Treasury Cabinet Secretary Henry Rotich has said the government is facing difficulties financing some of its development projects.
Mr Rotich also revealed a proposal to slash the billions allocated to counties by between Sh15 billion ($150m) and Sh17 billion ($170m).
While appearing before the Senate committee on Finance and Budget Wednesday, Mr Rotich blamed the country’s financial situation to a failure by the Kenya Revenue Authority to hit the right targets in the projected revenue collection.
“We have discussed with the KRA on how to catch up by tightening the tax net on the domestic and customs revenue,” Mr Rotich told the committee chaired by Mandera Senator Mohamed Maalim Mahamud.
He continued; “we need to discuss with you (senators) and governors that the figure we put on the table is not feasible based on the challenges that I have explained.”
In the current financial year, Sh302 billion was allocated to the 47 county governments in equitable share of revenue collected, meaning that at the worst case scenario, the allocation could reduce to Sh285 billion.
According to the CS, the shortfall in revenue collection as projected in March last year when the budget was read early last year to pave the way for the August 8 general elections, is because of the prolonged electioneering period and the drought in the country.
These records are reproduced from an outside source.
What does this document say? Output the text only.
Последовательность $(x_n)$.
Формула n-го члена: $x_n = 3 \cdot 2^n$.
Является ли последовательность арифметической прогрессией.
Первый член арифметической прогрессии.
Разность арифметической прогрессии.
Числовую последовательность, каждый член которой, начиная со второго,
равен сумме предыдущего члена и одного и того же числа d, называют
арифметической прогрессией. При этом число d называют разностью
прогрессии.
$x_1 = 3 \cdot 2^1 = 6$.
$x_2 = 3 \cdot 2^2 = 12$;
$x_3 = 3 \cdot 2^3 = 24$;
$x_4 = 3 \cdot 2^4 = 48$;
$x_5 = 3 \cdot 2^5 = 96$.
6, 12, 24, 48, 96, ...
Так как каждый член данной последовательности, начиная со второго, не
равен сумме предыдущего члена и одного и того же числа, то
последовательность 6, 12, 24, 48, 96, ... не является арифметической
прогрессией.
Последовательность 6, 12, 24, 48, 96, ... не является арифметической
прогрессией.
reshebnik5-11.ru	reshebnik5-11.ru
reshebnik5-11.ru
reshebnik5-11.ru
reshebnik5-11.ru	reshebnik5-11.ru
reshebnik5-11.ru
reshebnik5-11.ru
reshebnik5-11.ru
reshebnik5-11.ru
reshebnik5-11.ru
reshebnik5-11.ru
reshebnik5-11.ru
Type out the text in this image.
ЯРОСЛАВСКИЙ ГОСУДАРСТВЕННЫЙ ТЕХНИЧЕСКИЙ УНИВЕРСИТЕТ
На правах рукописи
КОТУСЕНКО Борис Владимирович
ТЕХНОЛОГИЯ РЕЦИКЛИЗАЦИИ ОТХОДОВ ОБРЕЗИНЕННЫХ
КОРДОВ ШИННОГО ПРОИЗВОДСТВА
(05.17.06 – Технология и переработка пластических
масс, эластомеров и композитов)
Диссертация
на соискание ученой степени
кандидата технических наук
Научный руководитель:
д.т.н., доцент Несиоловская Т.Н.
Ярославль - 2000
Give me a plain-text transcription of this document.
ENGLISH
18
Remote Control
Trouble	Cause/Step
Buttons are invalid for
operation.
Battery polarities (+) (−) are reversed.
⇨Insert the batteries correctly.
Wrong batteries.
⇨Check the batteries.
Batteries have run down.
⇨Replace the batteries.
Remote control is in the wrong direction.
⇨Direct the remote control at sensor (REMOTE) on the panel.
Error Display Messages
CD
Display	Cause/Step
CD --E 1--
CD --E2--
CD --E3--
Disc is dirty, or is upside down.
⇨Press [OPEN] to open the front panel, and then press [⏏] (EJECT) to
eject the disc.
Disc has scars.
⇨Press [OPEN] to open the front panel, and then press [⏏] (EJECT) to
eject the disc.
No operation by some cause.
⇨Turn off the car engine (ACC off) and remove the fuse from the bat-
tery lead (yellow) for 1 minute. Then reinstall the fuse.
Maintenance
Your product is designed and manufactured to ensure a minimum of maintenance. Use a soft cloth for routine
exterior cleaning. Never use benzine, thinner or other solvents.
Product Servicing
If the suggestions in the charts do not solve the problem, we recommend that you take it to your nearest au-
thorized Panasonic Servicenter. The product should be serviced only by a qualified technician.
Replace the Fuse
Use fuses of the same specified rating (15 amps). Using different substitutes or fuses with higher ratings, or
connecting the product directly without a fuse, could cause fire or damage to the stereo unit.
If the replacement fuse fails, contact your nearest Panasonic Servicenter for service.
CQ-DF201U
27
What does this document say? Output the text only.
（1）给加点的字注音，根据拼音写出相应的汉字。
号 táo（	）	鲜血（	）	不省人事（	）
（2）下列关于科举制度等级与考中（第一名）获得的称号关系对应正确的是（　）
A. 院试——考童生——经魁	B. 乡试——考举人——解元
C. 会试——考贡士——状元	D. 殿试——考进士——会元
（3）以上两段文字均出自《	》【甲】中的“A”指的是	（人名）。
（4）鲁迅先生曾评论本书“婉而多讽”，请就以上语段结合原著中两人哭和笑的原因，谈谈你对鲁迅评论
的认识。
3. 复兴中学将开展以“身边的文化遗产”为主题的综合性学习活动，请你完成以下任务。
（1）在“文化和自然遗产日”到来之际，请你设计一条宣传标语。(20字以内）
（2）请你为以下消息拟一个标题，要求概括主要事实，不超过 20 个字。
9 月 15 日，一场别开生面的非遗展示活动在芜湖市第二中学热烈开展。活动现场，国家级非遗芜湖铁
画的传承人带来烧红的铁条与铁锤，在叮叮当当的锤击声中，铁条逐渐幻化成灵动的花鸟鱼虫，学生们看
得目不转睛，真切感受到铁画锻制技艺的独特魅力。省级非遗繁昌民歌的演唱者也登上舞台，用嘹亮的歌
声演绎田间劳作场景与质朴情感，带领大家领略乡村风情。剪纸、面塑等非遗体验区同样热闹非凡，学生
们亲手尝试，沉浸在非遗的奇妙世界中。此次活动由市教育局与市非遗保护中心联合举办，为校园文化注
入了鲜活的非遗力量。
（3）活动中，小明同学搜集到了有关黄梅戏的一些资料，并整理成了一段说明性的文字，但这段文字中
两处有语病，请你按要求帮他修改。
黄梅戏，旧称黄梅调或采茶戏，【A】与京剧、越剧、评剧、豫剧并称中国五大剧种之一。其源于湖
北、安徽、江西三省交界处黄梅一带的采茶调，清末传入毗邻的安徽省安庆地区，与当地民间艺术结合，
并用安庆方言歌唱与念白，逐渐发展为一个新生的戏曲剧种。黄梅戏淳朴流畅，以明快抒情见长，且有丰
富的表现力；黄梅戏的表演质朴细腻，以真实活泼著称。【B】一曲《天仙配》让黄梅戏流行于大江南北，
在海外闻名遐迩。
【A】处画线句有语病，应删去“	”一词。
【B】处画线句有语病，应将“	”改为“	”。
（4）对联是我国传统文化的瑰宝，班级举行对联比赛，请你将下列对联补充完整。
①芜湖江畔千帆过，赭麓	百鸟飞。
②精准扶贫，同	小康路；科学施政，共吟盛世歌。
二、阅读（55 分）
The CS noted that this affected revenue collection as it slowed down business activities in the country.However, Senators Mutula Kilonzo Junior (Makueni) and Ms Rose Nyamunga (nominated) questioned the move to slash the counties allocation saying it may affect ongoing projects at the counties.Counties are also likely to incur unnecessary expenditures in compensation costs on the ongoing projects that are likely to be affected by the budget cuts.”Just tell us that the government is broke! Otherwise this thing you are telling us about reduction of the counties allocation is something that we can’t sell. It is impossible to do that midway through another budget making process,” Mr Kilonzo said.